Ethnic Groups

The Hmong in Pa Co Commune, Mai Chau District, Hoa Binh Province

No longer permitted to grow opium, the Hmong in Mai Chau subsist by cultivating fruit trees, growing corn and a tuber used for making noodles and collecting firewood form the  surrounding  dense  forest.   Now  assisted by   several  projects  of  Oxfam   Quebec  and Craft Link, Hmong women have the opportunity to use their traditional handicraft skills to earn additional income.

Hmong Culture and Craft

The Hmong of Pa Co are sometimes labeled “Blue Hmong” because women wear an indigo-dyed head cloth for special occasions and they use fabric in shades of blue to decorate the batiked indigo cloth of their full knee-length skirts.

Pa Co commune is nestled in high hills and deep valleys often blanked by dense fog. Houses traditional have low thatched roofs and no windows. Interiors are dark and filled with smoke from an open fire. Sheets of paper cut with intricate patterns are attached to the interior of house walls in worship of the ancestors. The Hmong make the paper with bamboo pulp, which is dried on a cloth made of old skirts that is stretched on a wooden frame. A Mo, the village ceremonial maser, often performs rituals for the ancestors and to placate bad spirits.

Through the fog of Pa Co one sees women wearing their beautiful skirts and carrying loads of firewood and corn in a basket called a kia. Often they are embroidering as they walk, using what moments their hands are free to create decorations for clothing. In the fog one can also see skirts draped to dry on woodpiles or laundry poles, or on the rough wood plank fences, which surround Hmong houses. The draped half-wheels of the skirts form part of the landscape of a Hmong environment, and in observing the attention paid to the making and care of the skirts one can surmise that it is something which significantly expresses their unique presence in the world.

The making of a skirt is a process, which is part of nearly each day of a woman’s life. Hemp is  collected in the spring and dried. The fiber is then split into narrower pieces, a process which may be done in moments of free time: woman walk to and from the field splitting fibers which are wound around one hand. Next the fiber is spun into thread to be woven over the summer months. Dyeing takes place in August and September, a process, which can take between ten days and one month, depends on the quality of the indigo. Today in Pa Co fewer women are making hemp because of the time involved and because they find hemp too heavy and hot. Hemp cloth is still given, however as a gift at weddings.
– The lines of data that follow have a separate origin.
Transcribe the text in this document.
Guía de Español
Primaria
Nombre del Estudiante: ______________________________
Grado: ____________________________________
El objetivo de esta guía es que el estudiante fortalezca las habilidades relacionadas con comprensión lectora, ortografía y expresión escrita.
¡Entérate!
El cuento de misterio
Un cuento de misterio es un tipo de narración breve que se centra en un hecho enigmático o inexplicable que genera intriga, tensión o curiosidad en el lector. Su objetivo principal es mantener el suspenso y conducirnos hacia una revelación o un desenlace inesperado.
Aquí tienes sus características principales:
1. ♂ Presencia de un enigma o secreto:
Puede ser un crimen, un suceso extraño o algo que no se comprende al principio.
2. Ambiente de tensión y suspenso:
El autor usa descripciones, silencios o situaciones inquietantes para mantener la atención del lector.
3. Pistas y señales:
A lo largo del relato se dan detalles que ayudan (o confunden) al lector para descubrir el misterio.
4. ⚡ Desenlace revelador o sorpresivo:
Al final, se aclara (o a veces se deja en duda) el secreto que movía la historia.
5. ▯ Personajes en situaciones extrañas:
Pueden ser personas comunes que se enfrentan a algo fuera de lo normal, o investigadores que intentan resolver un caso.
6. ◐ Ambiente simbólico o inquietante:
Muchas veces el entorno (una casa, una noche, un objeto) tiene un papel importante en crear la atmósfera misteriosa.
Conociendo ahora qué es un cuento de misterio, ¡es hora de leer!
For the central portion of the skirt, the Hmong purchase white cotton cloth woven by Thai people. First a woman washes 3 arms-lengths (sai) of cloth and melts 200 grams of beeswax. Next the fabric is stretched on a flat piece of wood. Using a tool called a da trang ta, she makes intricate patterns. The completed waxed cloth is then put in an indigo dye bath once a day for about 25 days. When the dying process is completed, the cloth is submerged in a container of hot water to release the wax. The dried cloth is appliqued and embroidered. (In Pa Co today, young girls spend less time making intricate batik design, replacing batik motifs with appliqued colorful market cloth.)

When 3 sai of cloth are fully decorated, the skirt can be assembled.

The batik design and the construction of the skirt are different in the Hmong commune of Hang Kia, which is a few kilometers away.

While the Hmong skirt distinctly expresses the identity of a Hmong community more than any other article of clothing, it is subject to regular changes in fashion. Even so, this year’s skirt, which all young girls will reproduce, using the same patterns of appliqued cloth, will perpetuate a single community identity.

Mothers pay special attention to the making of a batiked, embroidered and appliqued rectangle of cloth used for carrying the babies. A woman is most busy sewing for her family just before the Tet celebration. She makes embroidered aprons and shirt with decorative sleeves and collars. In one year she will make 1-2 sets of clothes per family member. Young girls help by making cross-stitch embroidery for sleeves, or by sewing patches of cloth to skirts. During the years of courtship (usually age 15-18) a girl is most interested in skirt making. She and her friends will wear their best skirts, shirts and aprons on the occasion of Tet and for marriage parties. During Tet, boys and girls each form a line to play a ball game called Lo po po. As they throw the ball and make jokes, they have the chance to observe each other. Later they may meet and sing songs  they make up to fit a set melody, or play tunes on a banana leaf. The boy may also visit the girl’s home at night, knocking on the wall by which she sleeps and entreating her to meet him.

Marriages often take place by abduction. After the girl is brought to the boy’s house, his family makes an agreement with her parents, which typically involves the provision of a pig and wine for the wedding party. The new and wine for the wedding party. The new couple will stay with the boy’s family until they can afford a separate household.